La clôture de l'instruction a été prononcée à l'issue de l'audience.

Un mémoire a été produit par le préfet de Mayotte après la clôture de l'instruction.

Considérant ce qui suit :

1. Mme C, ressortissante comorienne, née le 27 juin 1989, demande, sur le fondement de l'article L. 521-2 du code de justice administrative, la suspension de l'exécution de l'arrêté du préfet de Mayotte du 16 mars 2024 lui faisant obligation de quitter le territoire français sans délai.

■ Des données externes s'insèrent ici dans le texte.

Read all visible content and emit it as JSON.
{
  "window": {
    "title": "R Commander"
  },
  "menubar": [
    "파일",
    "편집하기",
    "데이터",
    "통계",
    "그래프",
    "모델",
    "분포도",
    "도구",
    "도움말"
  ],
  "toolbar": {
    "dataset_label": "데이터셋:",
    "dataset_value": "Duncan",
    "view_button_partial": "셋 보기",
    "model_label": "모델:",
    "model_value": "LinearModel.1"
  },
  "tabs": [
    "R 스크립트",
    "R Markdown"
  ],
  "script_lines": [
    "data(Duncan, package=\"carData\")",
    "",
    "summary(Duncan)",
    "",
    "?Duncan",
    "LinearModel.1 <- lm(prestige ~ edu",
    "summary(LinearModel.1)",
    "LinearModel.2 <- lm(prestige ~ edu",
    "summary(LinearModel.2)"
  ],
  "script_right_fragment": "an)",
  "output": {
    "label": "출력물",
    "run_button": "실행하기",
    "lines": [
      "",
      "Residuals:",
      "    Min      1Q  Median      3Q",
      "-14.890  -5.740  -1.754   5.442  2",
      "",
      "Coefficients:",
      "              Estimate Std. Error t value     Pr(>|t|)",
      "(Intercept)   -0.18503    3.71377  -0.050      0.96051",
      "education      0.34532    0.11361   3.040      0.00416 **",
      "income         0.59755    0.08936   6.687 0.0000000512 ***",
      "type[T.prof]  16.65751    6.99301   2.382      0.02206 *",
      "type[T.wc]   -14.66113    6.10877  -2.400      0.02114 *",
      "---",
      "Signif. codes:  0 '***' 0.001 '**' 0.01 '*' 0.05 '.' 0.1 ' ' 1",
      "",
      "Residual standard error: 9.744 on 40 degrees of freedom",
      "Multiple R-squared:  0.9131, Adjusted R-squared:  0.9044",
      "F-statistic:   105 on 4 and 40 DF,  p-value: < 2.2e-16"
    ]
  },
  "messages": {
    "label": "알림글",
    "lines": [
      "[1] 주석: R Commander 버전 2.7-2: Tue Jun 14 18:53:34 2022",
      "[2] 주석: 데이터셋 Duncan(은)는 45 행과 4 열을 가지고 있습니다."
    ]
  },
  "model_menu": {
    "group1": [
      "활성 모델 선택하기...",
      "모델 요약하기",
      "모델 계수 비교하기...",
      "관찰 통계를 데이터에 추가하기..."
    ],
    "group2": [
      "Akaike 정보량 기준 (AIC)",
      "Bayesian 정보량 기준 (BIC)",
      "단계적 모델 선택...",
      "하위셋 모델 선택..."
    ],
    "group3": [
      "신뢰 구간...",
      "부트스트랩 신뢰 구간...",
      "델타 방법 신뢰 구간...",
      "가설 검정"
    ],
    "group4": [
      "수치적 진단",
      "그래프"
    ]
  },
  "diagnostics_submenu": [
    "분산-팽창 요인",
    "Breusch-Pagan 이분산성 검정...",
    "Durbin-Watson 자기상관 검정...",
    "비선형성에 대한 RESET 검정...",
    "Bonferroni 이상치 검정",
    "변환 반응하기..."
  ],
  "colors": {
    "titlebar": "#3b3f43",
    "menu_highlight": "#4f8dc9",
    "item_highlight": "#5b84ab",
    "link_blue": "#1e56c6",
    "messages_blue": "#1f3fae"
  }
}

2. Aux termes de l'article L. 521-2 du code de justice administrative : " Saisi d'une demande en ce sens justifiée par l'urgence, le juge des référés peut ordonner toutes mesures nécessaires à la sauvegarde d'une liberté fondamentale à laquelle une personne morale de droit public () aurait porté, dans l'exercice d'un de ses pouvoirs, une atteinte grave et manifestement illégale. Le juge des référés se prononce dans un délai de quarante-huit heures. "

3. Il résulte de l'instruction que par un arrêté du 17 mars 2024 le préfet de Mayotte a retiré son arrêté du 16 mars 2024 portant obligation de quitter le territoire français pris à l'encontre de Mme C. Par suite, il n'y a plus lieu de statuer sur la demande de suspension de l'arrêté du 16 mars 2024.

4. Si Mme C maintient ses conclusions à fin d'injonction afin que lui soit délivré une autorisation provisoire de séjour, il y a lieu de constater qu'en raison du retrait de l'arrêté du 16 mars 2024 cette demande ne présente plus de caractère d'urgence. Dans ces conditions, il ne peut y être fait droit.

5. En revanche, il y a lieu de mettre à la charge de l'Etat une somme de 500 euros au titre de l'article L. 761-1 du code de justice administrative.

ORDONNE :

Article 1er : Il n'y a plus lieu de statuer sur les conclusions à fin de suspension présentées par Mme C.

Article 2 : L'Etat versera à Mme C une somme de 500 euros en application de l'article L. 761-1 du code de justice administrative.

Article 3 : Le surplus des conclusions de la requête est rejeté.

Article 4 : La présente ordonnance sera notifiée à Mme A C et au préfet de Mayotte.

Copie en sera adressée au ministre de l'intérieur.

Fait à Mamoudzou, le 18 mars 2024.

Le juge des référés,

R. FELSENHELD

La République mande et ordonne au préfet de Mayotte en ce qui le concerne ou à tous commissaires de justice à ce requis en ce qui concerne les voies de droit commun contre les parties privées, de pourvoir à l'exécution de la présente décision.